Par la suite, la spéculation a décuplé le prix des terrains. Si à l’origine,
ceux-ci ont pu être vendus autour de 35.000 Fcfa/m2 (70.000 au maximum), ils
peuvent atteindre aujourd’hui 300.000 à 400.000 Fcfa/m2», détaille notre
interlocuteur. Précisant que la viabilisation de la zone a été correcte, Imrane
Abdoulaye Touré ajoute que les carences constatées ultérieurement dans la
gestion de l’assainissement sont dues à un chevauchement de responsabilités
entre l’ACI et les collectivités. Par exemple, le dépôt des ordures était prévu
pour chaque lotissement, mais les collectivités n’ont pas toujours respecté ces
dispositions, et il faut reconnaître, souligne notre interlocuteur, que dans ce
cas la décentralisation a accentué la dilution des responsabilités et le désordre.
«METTRE À JOUR ET APPLIQUER LES TEXTES»- D’une façon générale,
relève Imrane Abdoulaye Touré, le cadre règlementaire est suffisant. Par
ailleurs, il estime que la stratégie d’urbanisation a besoin de Schémas régulièrement
mis à jour (en principe tous les 5 ans). Or, il a fallu attendre 2005 pour voir
une proposition de nouveau schéma directeur, et celle-ci n’a pas été suivie
d’effet. «Même dans le cas actuel, on peut considérer que les textes existent,
mais qu’il y a un problème d’application, dans une situation où beaucoup d’intérêts
sont en jeu. Bref, il faut vraiment qu’on ait un document de planification
adapté au contexte actuel», propose-t-il.

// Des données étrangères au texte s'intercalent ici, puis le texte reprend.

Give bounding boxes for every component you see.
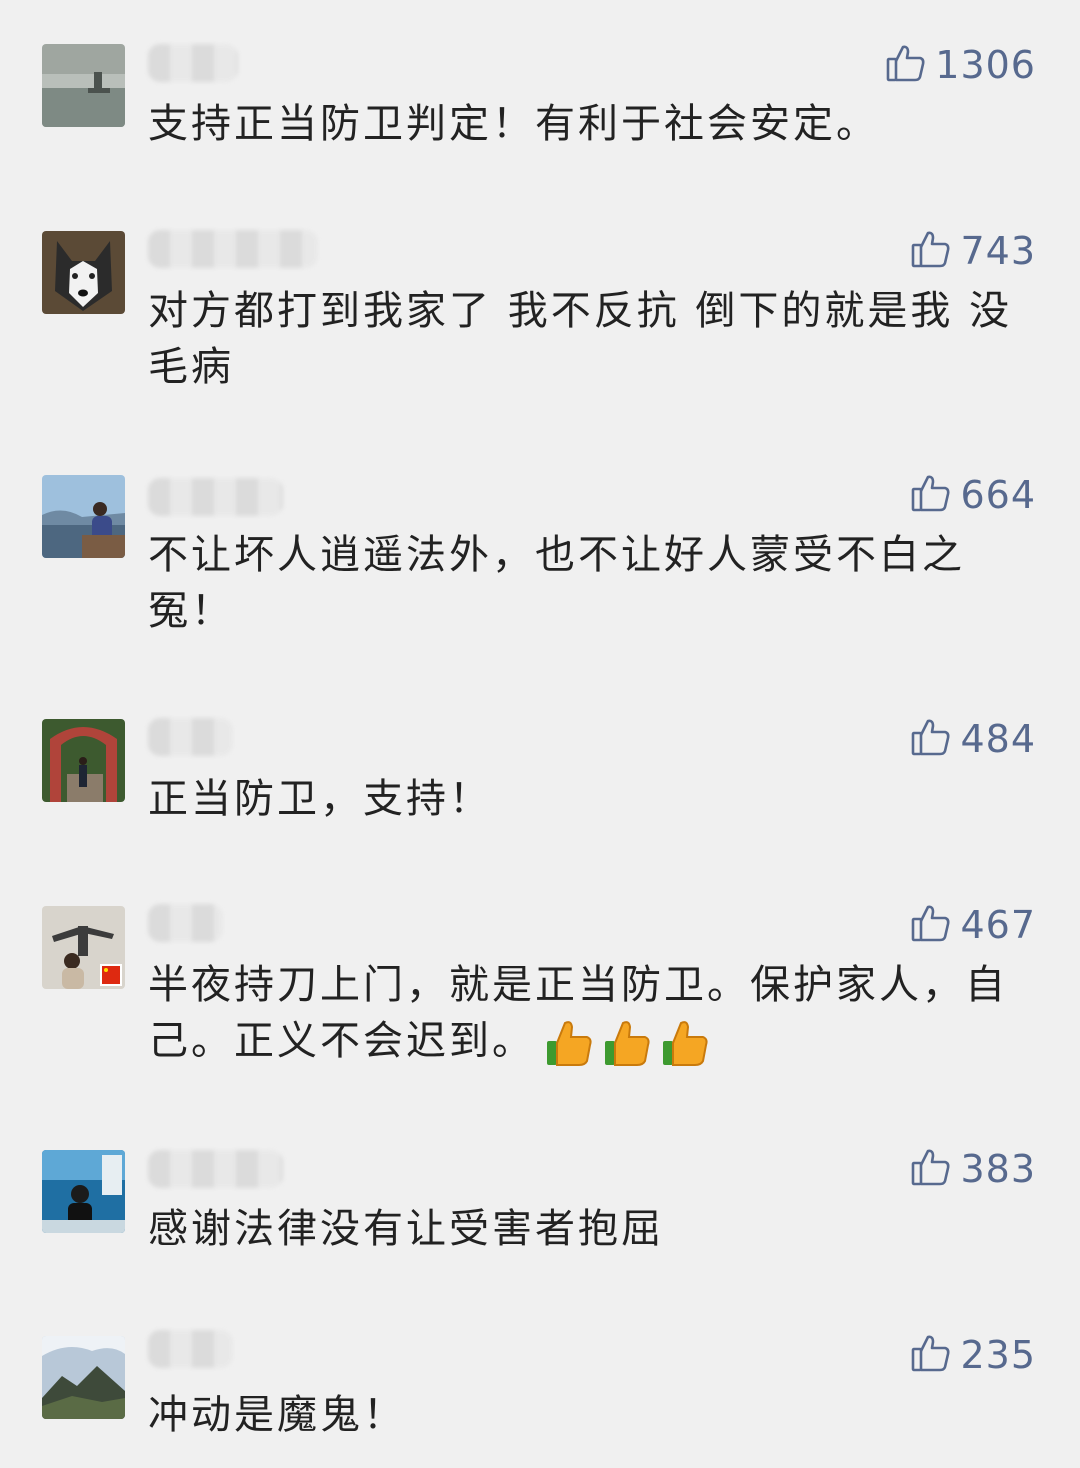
- thumbs-up-icon: [605, 1021, 650, 1066]
- thumbs-up-icon: [885, 42, 927, 88]
- comment-text: 半夜持刀上门，就是正当防卫。保护家人，自己。正义不会迟到。: [148, 957, 1038, 1069]
- username-blurred[interactable]: [148, 904, 223, 942]
- comment-text: 支持正当防卫判定！有利于社会安定。: [148, 101, 879, 147]
- thumbs-up-icon: [910, 472, 952, 518]
- thumbs-up-icon: [910, 228, 952, 274]
- username-blurred[interactable]: [148, 44, 238, 82]
- avatar[interactable]: [42, 44, 125, 127]
- like-button[interactable]: 664: [910, 470, 1036, 520]
- like-button[interactable]: 467: [910, 900, 1036, 950]
- like-button[interactable]: 383: [910, 1144, 1036, 1194]
- comment-text: 对方都打到我家了 我不反抗 倒下的就是我 没毛病: [148, 288, 1013, 390]
- avatar[interactable]: [42, 719, 125, 802]
- like-count: 383: [960, 1147, 1036, 1191]
- username-blurred[interactable]: [148, 230, 318, 268]
- like-count: 484: [960, 717, 1036, 761]
- avatar[interactable]: [42, 906, 125, 989]
- like-count: 235: [960, 1333, 1036, 1377]
- comment-text: 不让坏人逍遥法外，也不让好人蒙受不白之冤！: [148, 532, 965, 634]
- like-count: 664: [960, 473, 1036, 517]
- emoji-group: [543, 1017, 711, 1069]
- thumbs-up-icon: [547, 1021, 592, 1066]
- like-button[interactable]: 743: [910, 226, 1036, 276]
- avatar[interactable]: [42, 1150, 125, 1233]
- thumbs-up-icon: [910, 716, 952, 762]
- thumbs-up-icon: [910, 902, 952, 948]
- avatar[interactable]: [42, 231, 125, 314]
- comment-text: 正当防卫，支持！: [148, 776, 492, 822]
- username-blurred[interactable]: [148, 1330, 233, 1368]
- avatar[interactable]: [42, 475, 125, 558]
- username-blurred[interactable]: [148, 478, 283, 516]
- thumbs-up-icon: [910, 1332, 952, 1378]
- like-count: 1306: [935, 43, 1036, 87]
- username-blurred[interactable]: [148, 718, 233, 756]
- like-button[interactable]: 1306: [885, 40, 1036, 90]
- like-count: 743: [960, 229, 1036, 273]
- like-button[interactable]: 484: [910, 714, 1036, 764]
- comment-text: 冲动是魔鬼！: [148, 1392, 406, 1438]
- avatar[interactable]: [42, 1336, 125, 1419]
- like-count: 467: [960, 903, 1036, 947]
- thumbs-up-icon: [663, 1021, 708, 1066]
- username-blurred[interactable]: [148, 1150, 283, 1188]
- like-button[interactable]: 235: [910, 1330, 1036, 1380]
- thumbs-up-icon: [910, 1146, 952, 1192]
- comment-text: 感谢法律没有让受害者抱屈: [148, 1206, 664, 1252]
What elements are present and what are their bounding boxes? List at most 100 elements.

Selon l’actuel directeur national de l’urbanisme et de
l’habitat, le bilan du plan d’urbanisme de l’ACI 2000 peut être considéré comme
positif, malgré quelques points d’ombre. Amadou Doumbia note que l’ACI a permis
une modernisation et une verticalisation des constructions en vue de la
densification urbaine.
Ce qui peut être considéré comme une rupture par rapport
aux pratiques de la IIè République : lotissements non viabilisés,
constructions en banco, prolifération des quartiers spontanés. Pour le patron
de l’urbanisme et de l’habitat, l’ACI a donné à la capitale malienne une
physionomie plus organisée en termes de distinction entre quartiers riches et
quartiers pauvres et avec la création d’un quartier d’affaires digne de ce nom
en plein cœur de la capitale malienne. À cet égard, notre interlocuteur
remarque également des aspects négatifs, notamment le changement de vocation de
certains espaces, suite aux différentes modifications du plan de lotissement de
la zone, ainsi que les problèmes d’inondations récurrentes (ACI 2000 et
quartiers limitrophes).
Pour avoir d’amples informations relatives aux différentes préoccupations, les efforts de notre équipe sont restés vains après plusieurs tentatives de rapprochement avec la direction de l’ACI.